Abstract This work reports the results of two Vertical Seismic Profiles (VSP) in deep-water deviated wells in Brazil, acquired using Distributed Acoustic Sensing (DAS) as part of a hybrid wireline cable. DAS is an efficient alternative to acquire VSP surveys, especially in costly offshore environments (Hartog, 2017; Martinez et al., 2018). DAS embedded in hybrid optical-electrical cables, which utilizes the wireline as seismic recording element and so it leverages any logging intervention in a well to become a seismic run. A Zero-offset or rig-source VSP survey acquired with this technology can be recorded in matter of minutes, as opposed to it taking over 24hrs to record similar data with conventional tools (i.e., geophones).
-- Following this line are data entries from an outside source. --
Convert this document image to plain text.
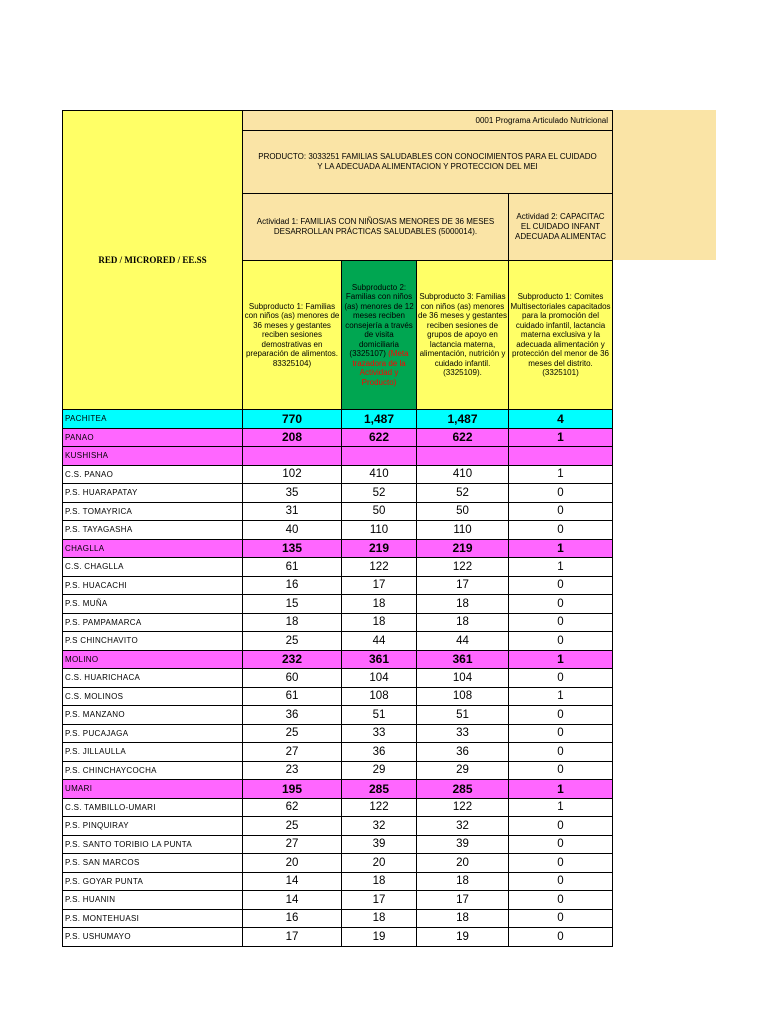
RED / MICRORED / EE.SS	0001 Programa Articulado Nutricional			

	PRODUCTO: 3033251 FAMILIAS SALUDABLES CON CONOCIMIENTOS PARA EL CUIDADO
Y LA ADECUADA ALIMENTACION Y PROTECCION DEL MEI			

	Actividad 1: FAMILIAS CON NIÑOS/AS MENORES DE 36 MESES DESARROLLAN PRÁCTICAS SALUDABLES (5000014).			Actividad 2: CAPACITAC
EL CUIDADO INFANT
ADECUADA ALIMENTAC

	Subproducto 1: Familias con niños (as) menores de 36 meses y gestantes reciben sesiones demostrativas en preparación de alimentos. 83325104)	Subproducto 2: Familias con niños (as) menores de 12 meses reciben consejería a través de visita domiciliaria (3325107) (Meta trazadora de la Actividad y Producto)	Subproducto 3: Familias con niños (as) menores de 36 meses y gestantes reciben sesiones de grupos de apoyo en lactancia materna, alimentación, nutrición y cuidado infantil. (3325109).	Subproducto 1: Comites Multisectoriales capacitados para la promoción del cuidado infantil, lactancia materna exclusiva y la adecuada alimentación y protección del menor de 36 meses del distrito. (3325101)
PACHITEA	770	1,487	1,487	4
PANAO	208	622	622	1
KUSHISHA				
C.S. PANAO	102	410	410	1
P.S. HUARAPATAY	35	52	52	0
P.S. TOMAYRICA	31	50	50	0
P.S. TAYAGASHA	40	110	110	0
CHAGLLA	135	219	219	1
C.S. CHAGLLA	61	122	122	1
P.S. HUACACHI	16	17	17	0
P.S. MUÑA	15	18	18	0
P.S. PAMPAMARCA	18	18	18	0
P.S CHINCHAVITO	25	44	44	0
MOLINO	232	361	361	1
C.S. HUARICHACA	60	104	104	0
C.S. MOLINOS	61	108	108	1
P.S. MANZANO	36	51	51	0
P.S. PUCAJAGA	25	33	33	0
P.S. JILLAULLA	27	36	36	0
P.S. CHINCHAYCOCHA	23	29	29	0
UMARI	195	285	285	1
C.S. TAMBILLO-UMARI	62	122	122	1
P.S. PINQUIRAY	25	32	32	0
P.S. SANTO TORIBIO LA PUNTA	27	39	39	0
P.S. SAN MARCOS	20	20	20	0
P.S. GOYAR PUNTA	14	18	18	0
P.S. HUANIN	14	17	17	0
P.S. MONTEHUASI	16	18	18	0
P.S. USHUMAYO	17	19	19	0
DAS seismic profiles are acquired while maintaining the logging cable stationary, so that a number of shots of the seismic source are taken to form a stack. Two DAS VSP jobs are described herein. One was acquired while lowering a sonic-caliper logging tool, while another job was acquired during a sidewall coring tool. Both jobs were acquired in less than 30 minutes and 50 shots to produce a stack. Excellent quality DAS data was recorded in both wells. In one of the wells, a conventional checkshot with sparse spatial sampling was recorded to compare velocity profiles against DAS. In both cases traditional well seismic products such as time-depth pairs, interval velocities, sonic calibration, corridor stack and migrated image and Q factor when applicable were obtained. For this reason, DAS can be an effective replacement of VSP acquired with traditional geophone methods in certain situations. The jobs here were the first deep-water, deep-target wells acquired successfully in the world with the technology of DAS in hybrid wireline cable. There were significant cost savings associated to the VSP operations using DAS, that came from reducing the rig time needed for their acquisition. A direct benefit of this technology is the reduction of the environmental footprint by both lowering noise emissions that disrupt marine ecosystems and, also carbon emissions that can be cut more than 90% over traditional VSP acquisition methods.